Я вдруг подумала, что в зебре что-то есть. Вечно зарешеченная. Как сама себе тюрьма. Символ тюрьмоношения. Вечно в арестантском халате. Который может снять только смерть. Понятное, близкое сердцу животное. Как человек, который сам себе тюрьма. Куда бы не ездил, среди каких красот бы не пребывал, какими бы деньгами не располагал — никуда из своей клетки не вырваться. Никак не расстаться с одиночеством, безумием, грустью, зависимостью от чего-то извне. Зависимостью от какой-то искры, энергии, огня, которого нет внутри и неоткуда его раздуть. Как не хорохорься, но вонзаешься лбом в непрошибаемую стену, за которую ответственности не несёшь — вонзаешься лбом в волю Другого. Всюду встречаешь самого себя — как тело бледное, и свои нехотения и хотения без ответа — как решётку толстую. Жизнь — тюрьма. И все мы в ней заключённые. Даже те, кто думает, что им досталась участь тюремщиков.
Олиной мамаше стало плохо. Так плохо, как никогда в жизни. Сидит, еле дышит, челюсть нижняя отвисла, глаза помутнели. То ли давление, то ли сердце. Оля говорит: «Приляг. Может, врача вызвать?» Та отвечает, ласточка ласковая: «Ничего. Скоро сдохну. Нарадуешься».

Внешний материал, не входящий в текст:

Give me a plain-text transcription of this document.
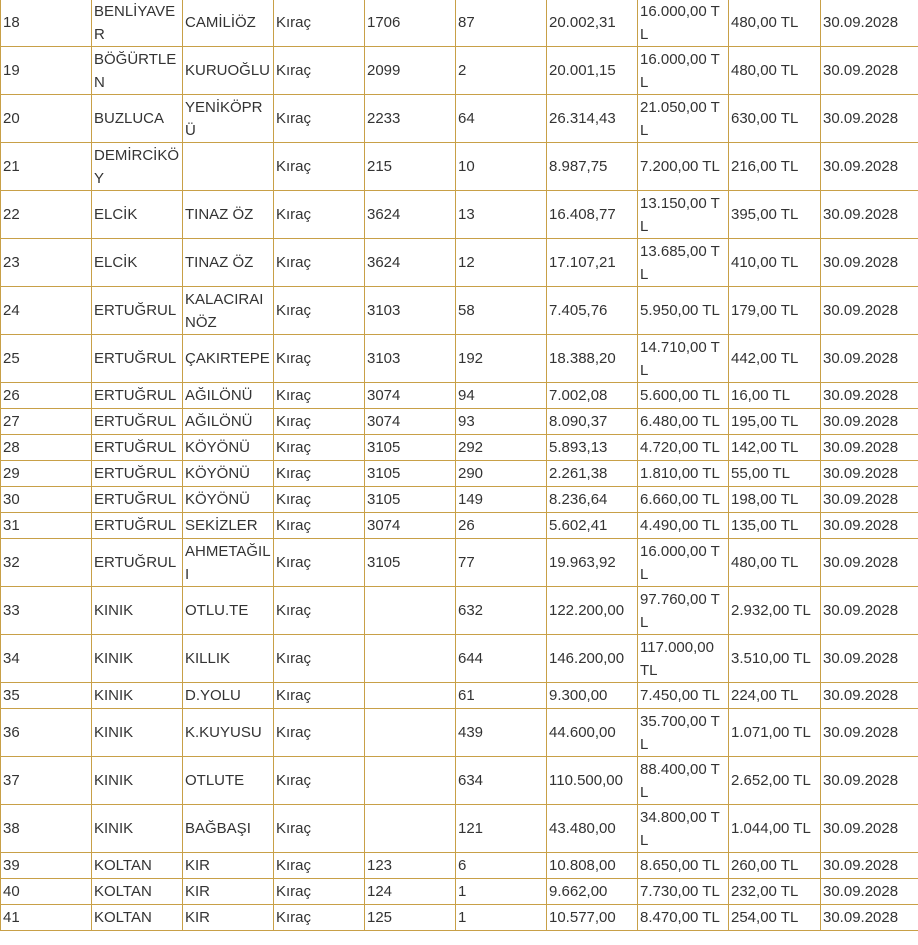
18	BENLİYAVER	CAMİLİÖZ	Kıraç	1706	87	20.002,31	16.000,00 TL	480,00 TL	30.09.2028
19	BÖĞÜRTLEN	KURUOĞLU	Kıraç	2099	2	20.001,15	16.000,00 TL	480,00 TL	30.09.2028
20	BUZLUCA	YENİKÖPRÜ	Kıraç	2233	64	26.314,43	21.050,00 TL	630,00 TL	30.09.2028
21	DEMİRCİKÖY		Kıraç	215	10	8.987,75	7.200,00 TL	216,00 TL	30.09.2028
22	ELCİK	TINAZ ÖZ	Kıraç	3624	13	16.408,77	13.150,00 TL	395,00 TL	30.09.2028
23	ELCİK	TINAZ ÖZ	Kıraç	3624	12	17.107,21	13.685,00 TL	410,00 TL	30.09.2028
24	ERTUĞRUL	KALACIRAINÖZ	Kıraç	3103	58	7.405,76	5.950,00 TL	179,00 TL	30.09.2028
25	ERTUĞRUL	ÇAKIRTEPE	Kıraç	3103	192	18.388,20	14.710,00 TL	442,00 TL	30.09.2028
26	ERTUĞRUL	AĞILÖNÜ	Kıraç	3074	94	7.002,08	5.600,00 TL	16,00 TL	30.09.2028
27	ERTUĞRUL	AĞILÖNÜ	Kıraç	3074	93	8.090,37	6.480,00 TL	195,00 TL	30.09.2028
28	ERTUĞRUL	KÖYÖNÜ	Kıraç	3105	292	5.893,13	4.720,00 TL	142,00 TL	30.09.2028
29	ERTUĞRUL	KÖYÖNÜ	Kıraç	3105	290	2.261,38	1.810,00 TL	55,00 TL	30.09.2028
30	ERTUĞRUL	KÖYÖNÜ	Kıraç	3105	149	8.236,64	6.660,00 TL	198,00 TL	30.09.2028
31	ERTUĞRUL	SEKİZLER	Kıraç	3074	26	5.602,41	4.490,00 TL	135,00 TL	30.09.2028
32	ERTUĞRUL	AHMETAĞILI	Kıraç	3105	77	19.963,92	16.000,00 TL	480,00 TL	30.09.2028
33	KINIK	OTLU.TE	Kıraç		632	122.200,00	97.760,00 TL	2.932,00 TL	30.09.2028
34	KINIK	KILLIK	Kıraç		644	146.200,00	117.000,00 TL	3.510,00 TL	30.09.2028
35	KINIK	D.YOLU	Kıraç		61	9.300,00	7.450,00 TL	224,00 TL	30.09.2028
36	KINIK	K.KUYUSU	Kıraç		439	44.600,00	35.700,00 TL	1.071,00 TL	30.09.2028
37	KINIK	OTLUTE	Kıraç		634	110.500,00	88.400,00 TL	2.652,00 TL	30.09.2028
38	KINIK	BAĞBAŞI	Kıraç		121	43.480,00	34.800,00 TL	1.044,00 TL	30.09.2028
39	KOLTAN	KIR	Kıraç	123	6	10.808,00	8.650,00 TL	260,00 TL	30.09.2028
40	KOLTAN	KIR	Kıraç	124	1	9.662,00	7.730,00 TL	232,00 TL	30.09.2028
41	KOLTAN	KIR	Kıraç	125	1	10.577,00	8.470,00 TL	254,00 TL	30.09.2028
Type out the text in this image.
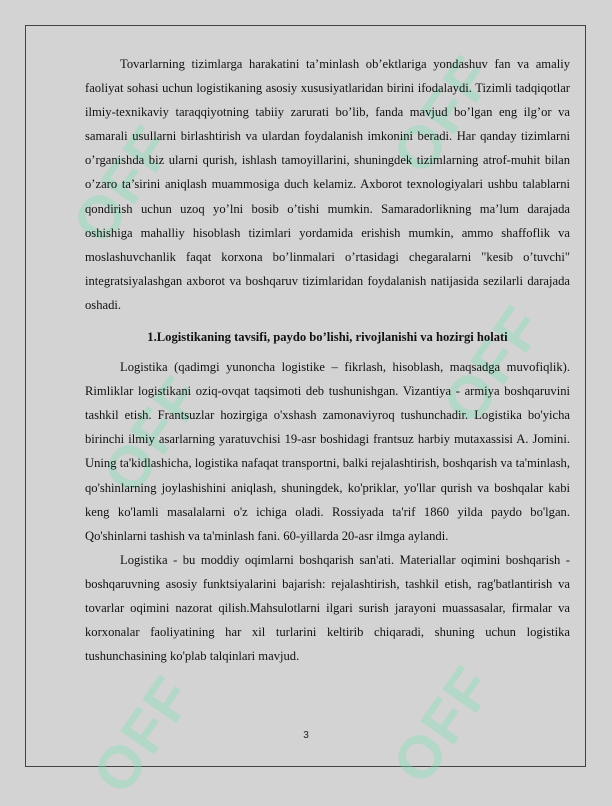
OFF	OFF
OFF	OFF
OFF	OFF

Tovarlarning tizimlarga harakatini ta’minlash ob’ektlariga yondashuv fan va amaliy faoliyat sohasi uchun logistikaning asosiy xususiyatlaridan birini ifodalaydi. Tizimli tadqiqotlar ilmiy-texnikaviy taraqqiyotning tabiiy zarurati bo’lib, fanda mavjud bo’lgan eng ilg’or va samarali usullarni birlashtirish va ulardan foydalanish imkonini beradi. Har qanday tizimlarni o’rganishda biz ularni qurish, ishlash tamoyillarini, shuningdek tizimlarning atrof-muhit bilan o’zaro ta’sirini aniqlash muammosiga duch kelamiz. Axborot texnologiyalari ushbu talablarni qondirish uchun uzoq yo’lni bosib o’tishi mumkin. Samaradorlikning ma’lum darajada oshishiga mahalliy hisoblash tizimlari yordamida erishish mumkin, ammo shaffoflik va moslashuvchanlik faqat korxona bo’linmalari o’rtasidagi chegaralarni "kesib o’tuvchi" integratsiyalashgan axborot va boshqaruv tizimlaridan foydalanish natijasida sezilarli darajada oshadi.

1.Logistikaning tavsifi, paydo bo’lishi, rivojlanishi va hozirgi holati

Logistika (qadimgi yunoncha logistike – fikrlash, hisoblash, maqsadga muvofiqlik). Rimliklar logistikani oziq-ovqat taqsimoti deb tushunishgan. Vizantiya - armiya boshqaruvini tashkil etish. Frantsuzlar hozirgiga o'xshash zamonaviyroq tushunchadir. Logistika bo'yicha birinchi ilmiy asarlarning yaratuvchisi 19-asr boshidagi frantsuz harbiy mutaxassisi A. Jomini. Uning ta'kidlashicha, logistika nafaqat transportni, balki rejalashtirish, boshqarish va ta'minlash, qo'shinlarning joylashishini aniqlash, shuningdek, ko'priklar, yo'llar qurish va boshqalar kabi keng ko'lamli masalalarni o'z ichiga oladi. Rossiyada ta'rif 1860 yilda paydo bo'lgan. Qo'shinlarni tashish va ta'minlash fani. 60-yillarda 20-asr ilmga aylandi.

Logistika - bu moddiy oqimlarni boshqarish san'ati. Materiallar oqimini boshqarish - boshqaruvning asosiy funktsiyalarini bajarish: rejalashtirish, tashkil etish, rag'batlantirish va tovarlar oqimini nazorat qilish.Mahsulotlarni ilgari surish jarayoni muassasalar, firmalar va korxonalar faoliyatining har xil turlarini keltirib chiqaradi, shuning uchun logistika tushunchasining ko'plab talqinlari mavjud.

3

Через два дня матери полегчало. Оля говорит:
— Сколько жизни тебе осталось? Ты же не вечная. У тебя 10 тысяч на книжке. Расслабься, доставь себе удовольствие! Съезди в Италию. В Прагу на Рождество. Зачем себе во всём отказывать? Хоть раз в жизни — порадуйся, повеселись. Ты же никогда за границей не была.
Мать смотрит на дочь жутким взглядом, через плечо.
Звонит друг семьи, Сергей. Оля ему рассказывает про мамашу и про свой совет ей. Сергей молчит. Потом произносит с нотой скрежета: «Ничего себе, совет дала. Думаешь, это так просто, радоваться жизни? Может это — самое трудное в жизни и есть».
В Петербург приехала группа старых, очень старых туристок из Америки. Им было лет по 80. Самым молоденьким. Какой-то озорник в программу экскурсионного обслуживания включил обзор великого города с колоннады Исаакиевского собора.
Туристок завели на каменную винтовую лестницу и предложили подняться наверх. Дочери свободного континента пошли туда, куда им сказали. Через десяток-другой пролётов они поняли, что их предали. Ни вверх, ни вниз они идти были не в силах. Решили: лучше наверх.
В общем, путь наверх длился часа три. Были съедены все таблетки, имевшиеся у членов группы и у проходящих вверх и вниз посторонних. Элегантный костюм экскурсовода был исцарапан маникюром цеплявшихся за неё старушек.
Наконец дошли. Возгласы восторга сливались с голубиным воркованием в голубых и золотых просторах. Экскурсовод расчирикалась с особым воодушевлением.
Одна леди, когда наконец экскурсовод создала минуту паузы для особо восторженного обзора, вздохнула, потрясённая раскинувшимся под ней пейзажем, и произнесла: «Да-а-а… Красивый город Копенгаген!»
В вагон вошла старушка. Такая старая, ну такая старая, что, казалось, русские люди нынче так долго не живут. Или, по крайней мере, в метро не ездят. Сидят по домам престарелых или прячутся от агентов по недвижимости в потайных закутках коммуналок. Кроме всего прочего, эта старушка, несмотря на свой почтенный возраст, весьма плохо была одета. Плохо выглядела. Дыра на дыре, ветхое на доисторическом. Вместо духов «Красная Москва» — острый запах «Старая Моча». Как говорят французы — нет модных духов и модных запахов. Модно то, что идёт.
Старушка к тому же вся была трепетная какая-то. Вся мелко-мелко тряслась и трепетала. Половина вагона встала, когда она вошла. А говорят, русские потеряли уважение к старости. Бабушка равнодушно уселась (утряслась), все оставшиеся силы свои она сосредоточила на поисках чего-то в карманах. Наконец добралась до искомого.
На сиденье, на пол и колени посыпались мятые бумажки.
Молитвы? Рецепты? Больше ничего увлечённым старушкой зрителям в голову не приходило.